Obese Teenagers Have A Higher Risk Of Stroke Before 50

Obese Teenagers Have A Higher Risk Of Stroke Before 50

Strokes are becoming more common in people under the age of 50, and recent evidence shows that gaining weight during adolescence is a major contributor. According to the latest report, the more overweight teenagers between the ages of 16 and 20, the higher the chance of getting a stroke by the age of 50.

Obese Teenagers Have A Higher Risk Of Stroke Before 50

According to study author Dr. Gilad Twig, the potential risk of stroke in young adults is projected to increase due to current rates of obese and overweight youth in the United States, Israel, and other Western countries. He is an assistant professor in the Israel Defense Forces’ medical corps as well as the Department of Military Medicine at Hebrew University, Jerusalem.

Obese Teenagers Have A Higher Risk Of Stroke Before 50

The study included 1.9 million Israeli males and females and aimed at adolescent BMI and first stroke before the age of 50. The Israel Defense Forces and the Israeli National Stroke Registry were also used as national databases. Around 1985 and 2013, when they were 16 to 20 years old, all research subjects had a full physical check-up. According to their BMI, they were classified as underweight to obese.

There were 1,088 strokes between 2014 and 2018, with an average age of 41. Some happened before the age of 30. Before the age of 50, overweight teenagers have double the chance of developing a stroke. As compared to those with low- BMI, those with obesity have a 3.4-fold increased chance of stroke. The study found that people with BMIs at the higher level were more likely to experience a stroke by the age of 50 than those with lower BMIs.

The new results were seen in both men and women, and they remained even after researchers accounted for type-2 diabetes, which is believed to raise the risk of stroke.

It is also unclear how adolescent obesity impacts stroke risk. The study cannot guarantee that gaining weight in your twenties, thirties, or forties would reduce the chances of getting a stroke by the age of 50, so researchers did not examine weight loss or gain over these periods. However, Twig believes that the results highlight the relevance of successful care and avoidance of high normal and overly high BMI during puberty.

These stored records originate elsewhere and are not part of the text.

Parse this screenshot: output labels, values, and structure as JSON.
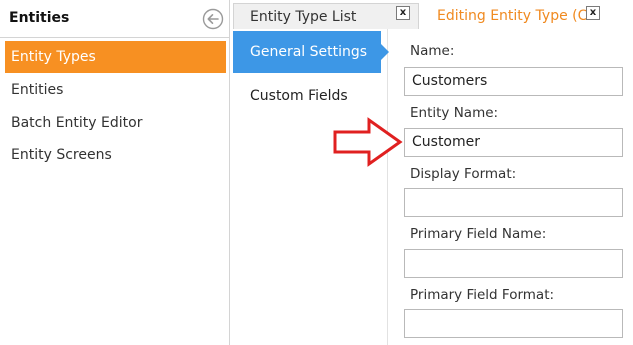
{
  "sidebar": {
    "title": "Entities",
    "back_icon": "circle-arrow-left-icon",
    "items": [
      {
        "label": "Entity Types",
        "active": true
      },
      {
        "label": "Entities",
        "active": false
      },
      {
        "label": "Batch Entity Editor",
        "active": false
      },
      {
        "label": "Entity Screens",
        "active": false
      }
    ]
  },
  "tabs": [
    {
      "label": "Entity Type List",
      "close": "x",
      "active": false
    },
    {
      "label": "Editing Entity Type (Cu",
      "close": "x",
      "active": true
    }
  ],
  "inner_nav": {
    "items": [
      {
        "label": "General Settings",
        "active": true
      },
      {
        "label": "Custom Fields",
        "active": false
      }
    ]
  },
  "form": {
    "name_label": "Name:",
    "name_value": "Customers",
    "entity_name_label": "Entity Name:",
    "entity_name_value": "Customer",
    "display_format_label": "Display Format:",
    "display_format_value": "",
    "primary_field_name_label": "Primary Field Name:",
    "primary_field_name_value": "",
    "primary_field_format_label": "Primary Field Format:",
    "primary_field_format_value": ""
  },
  "colors": {
    "sidebar_active": "#f79022",
    "tab_active_text": "#f08a20",
    "nav_active": "#3d97e6",
    "annotation_arrow": "#e02020"
  },
  "annotation": {
    "icon": "red-outline-arrow-right-icon"
  }
}
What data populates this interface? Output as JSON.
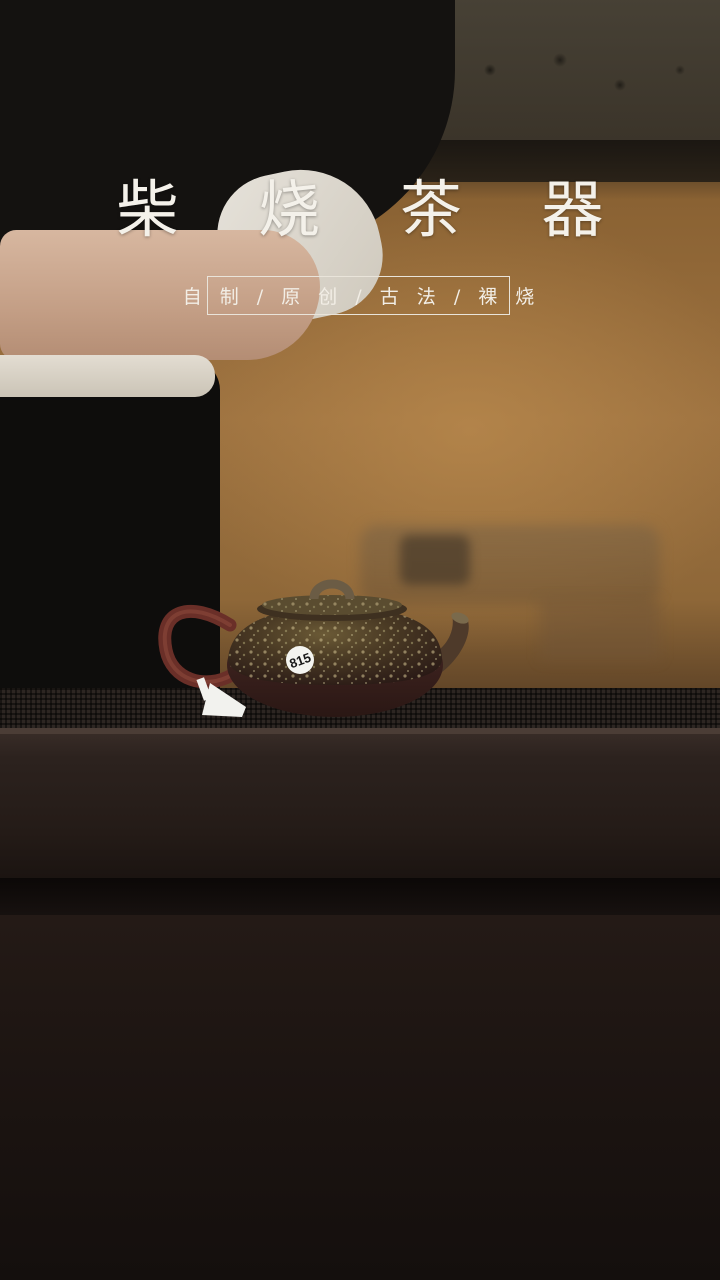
{
  "scene": {
    "title": "柴 烧 茶 器",
    "subtitle": "自 制 / 原 创 / 古 法 / 裸 烧",
    "teapot_tag_number": "815",
    "colors": {
      "title_text": "#f4f1ea",
      "frame_border": "#e9e4da",
      "wall": "#9d7240",
      "tray": "#2d2622",
      "table": "#1d1512"
    }
  }
}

Strokes in young adults are on the increase, according to Dr. Deepak Bhatt who is the executive director of interventional cardiovascular services at Brigham & Women’s Hospital Heart & Vascular Center, Boston. According to him, the reasons are multifaceted and include rising rates of obesity, diabetes, and, in some cases, illegal drug use.

Weight loss will lower the risk of stroke, as well as the chances of heart disease, heart attacks, and diabetes, among other health issues, according to Bhatt, who was not associated with the new research.

Being overweight or obese during puberty tends to be a modifiable risk factor for ischemic stroke in the young, according to Bhatt. These findings offer yet another good argument to inspire teenagers to be physically active and consume a balanced diet.

According to Daniel Lackland, who is a professor at South Carolina Medical University and a volunteer at American Heart Association and the American Stroke Association, the recent results do not suggest that people became helpless whether they were overweight or obese as teenagers. He recommended stopping smoking and said that by losing weight, the chances of diabetes and high blood pressure are reduced, which are at the top of the list of stroke risk factors. He was not involved in the research. Lackland added that losing weight would not prevent the possibility of stroke, but it does reduce the risk of developing a stroke at a young age.